看護師数も11年4月以降、右肩上がりだ。14年4月には西市民病院だけで345人と、10年前の旧市民病院の体制を100人近く上回る水準だ。人員体制の強化に伴って、西市民病院では13年から14年に掛けて、休眠病棟や人間ドックを次々と再開させた。さらに14年度には、NICU(新生児集中治療室)を退室した新生児の受け皿として27床のGCU(新生児回復室)を新たに整備した。
組織統合がもたらした効果はこれだけではない。ポジションの異なる2病院が1つになったことで、それぞれの得意分野で地域のシェアを拡大できた。中でも、旧市民病院がカバーしていた「小児」と「母子・周産期」のシェアは、12年度にはそれぞれ82%、93%とほぼ独占状態だ。旧神鋼加古川病院の得意分野だった「循環器」のシェアも65%を確保している。
同じ医療圏内には脳神経外科の専門病院や、3次救急に対応可能な県立の医療センターもあり、開業医を含めて医療関係者のつながりがもともと強い土地柄という。超高齢社会の到来をにらんで地域で医療再編が本格化するのに先立って、これらの医療機関による役割分担の方向性が固まりつつあると宇高理事長は感じている。
ただ、課題もある。現在は、「運営費負担金」として年に10億円を超える繰り入れを市から受けているが、国や市の財政再建が今後、本格化するのを念頭に置けば、公的資金に頼らない自立体質をつくり上げる必要がある。一連の改革を経て税財源から脱依存した国立病院機構の前例を参考に、市民病院機構でも官民の長所を取り入れながら改革を進める。

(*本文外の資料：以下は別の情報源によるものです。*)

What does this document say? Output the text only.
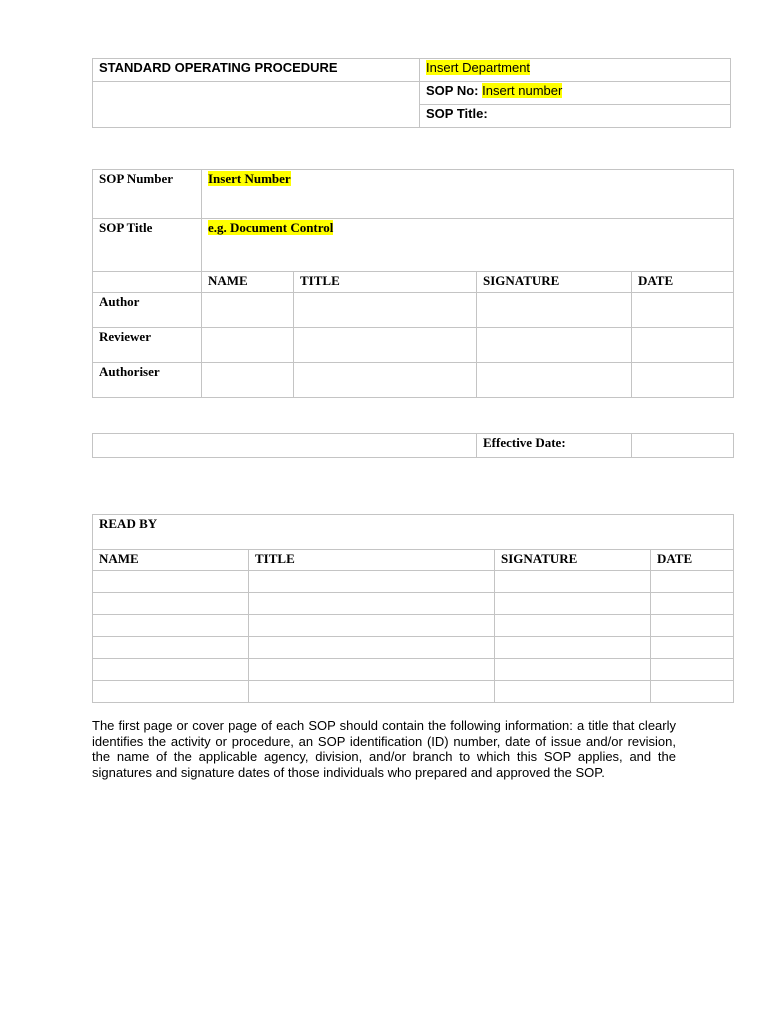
STANDARD OPERATING PROCEDURE	Insert Department
	SOP No: Insert number
	SOP Title:
SOP Number	Insert Number			
SOP Title	e.g. Document Control			
	NAME	TITLE	SIGNATURE	DATE
Author				
Reviewer				
Authoriser				
	Effective Date:	
READ BY			
NAME	TITLE	SIGNATURE	DATE

The first page or cover page of each SOP should contain the following information: a title that clearly identifies the activity or procedure, an SOP identification (ID) number, date of issue and/or revision, the name of the applicable agency, division, and/or branch to which this SOP applies, and the signatures and signature dates of those individuals who prepared and approved the SOP.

宇高理事長は「独立行政法人の柔軟性を最大限に生かし、自治体病院としての使命を果たしながら、持続可能な経営の自立体質をつくっていきたい」と話している。
13年秋に東市民病院が地域医療支援病院に認定され、西市民病院では同年、チーム医療の体制も充実できた。これらが追い風になったこともあり、2病院の連結による収支は順調だ。14年度には、新病院建設に伴う消費税負担を差し引いても約2億円の増益を見込んでいる。
新病院の建設工事は現在、急ピッチで進められている。病院統合の試金石として全国の関係者が成り行きに注目しているが、宇高理事長は「統合を決断するまでの背景や経緯はそれぞれ違う。アドバイスは難しい」。長い歴史を積み上げてきた病院同士の統合は一筋縄ではいかないということだ。